If you are covering the ECB’s latest interest rate decision, please see the following comment from Lindsay James, investment strategist at Quilter:

“The European Central Bank has continued its pause in its rate cutting cycle, leaving interest rates at 2%. This marks the second consecutive hold on rates following what had been a rather aggressive year long pattern of rate cuts.
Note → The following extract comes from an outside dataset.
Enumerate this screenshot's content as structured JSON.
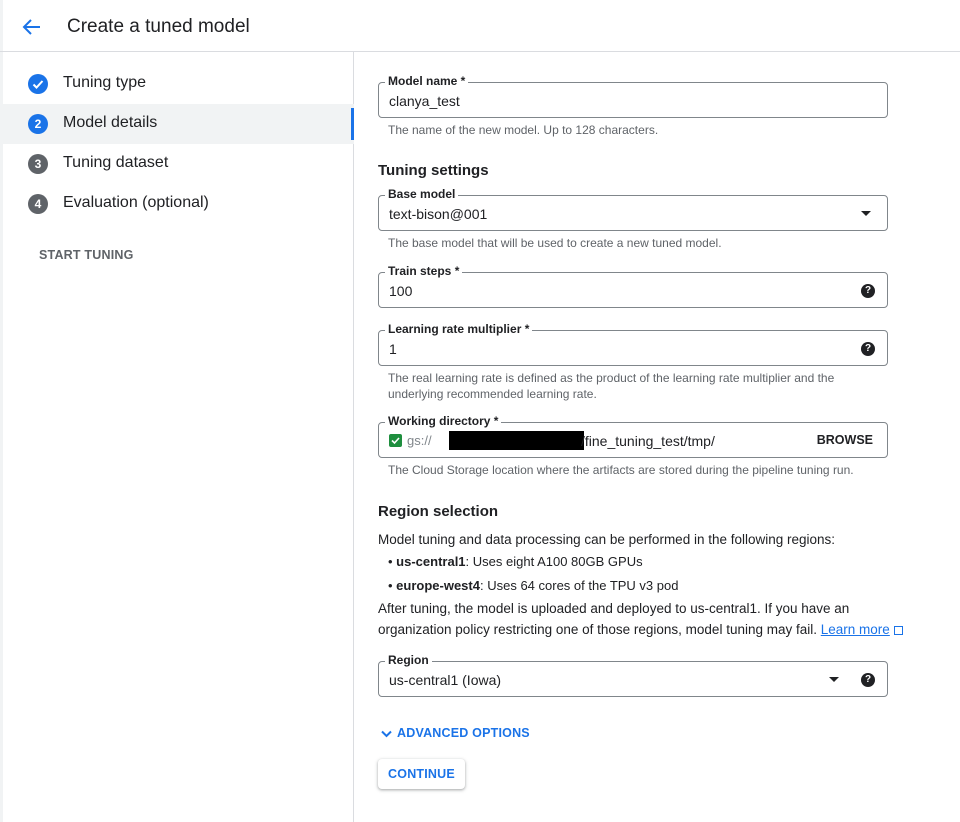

“Soon after the previous monetary policy meeting, the EU agreed its trade deal with the US that placed blanket 15% tariffs on EU exports to the US. In the time since, inflation has held close to the 2% target and the unemployment rate has reached record lows of 6.2%. However, growth has continued to falter, not helped by successive political upheavals, trade uncertainty and an ongoing competitive threat to vital sectors of manufacturing from China and elsewhere. That being said, recession has been largely avoided and 2026 may prove to be a turning point with €1 trillion of spending beginning to be unleashed in Germany on its well-publicised industrial renewal. While some economists are anticipating a substantial 2% boost to GDP, structural challenges remain to international competitiveness, and there are no easy fixes.

“Meanwhile, France faces further challenges with yet more political upheaval. There is little expectation that the latest iteration of government will be any more able than its previous constructs to unite the three disparate blocs in making the necessary cuts to government spending, delaying any eventual recovery.
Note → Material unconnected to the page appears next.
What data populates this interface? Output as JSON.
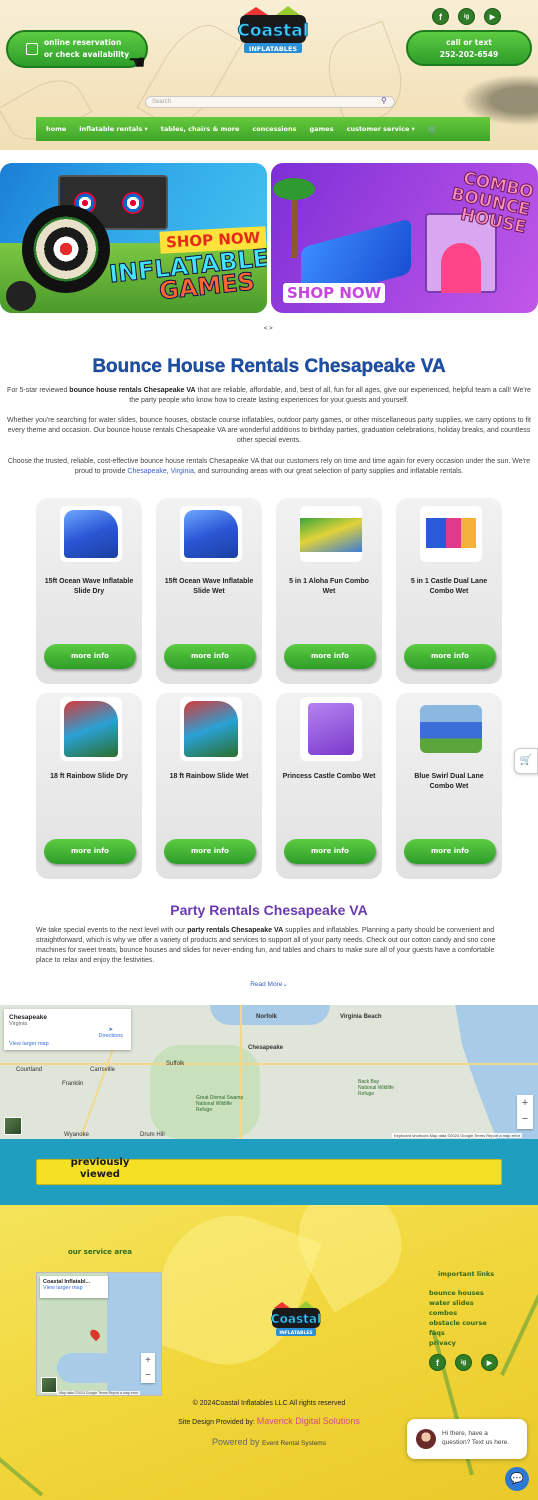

“The ECB staff projections reflect this ongoing uncertainty. While overall they are similar to those shared in June, growth in 2025 is now expected to be 1.2%, up from 0.9% in June. The projection for 2026 has come in slightly lower at 1.0%, and the 2027 figure is unchanged at 1.3%. They also see inflation averaging at 2.1% this year, followed by a fall to 1.7% next year and a slight uptick to 1.9% in 2027.

“Nonetheless, the ECB seems increasingly likely to want to bide its time, so unless something changes drastically, interest rates are widely expected to remain at 2% for the remainder of the year.”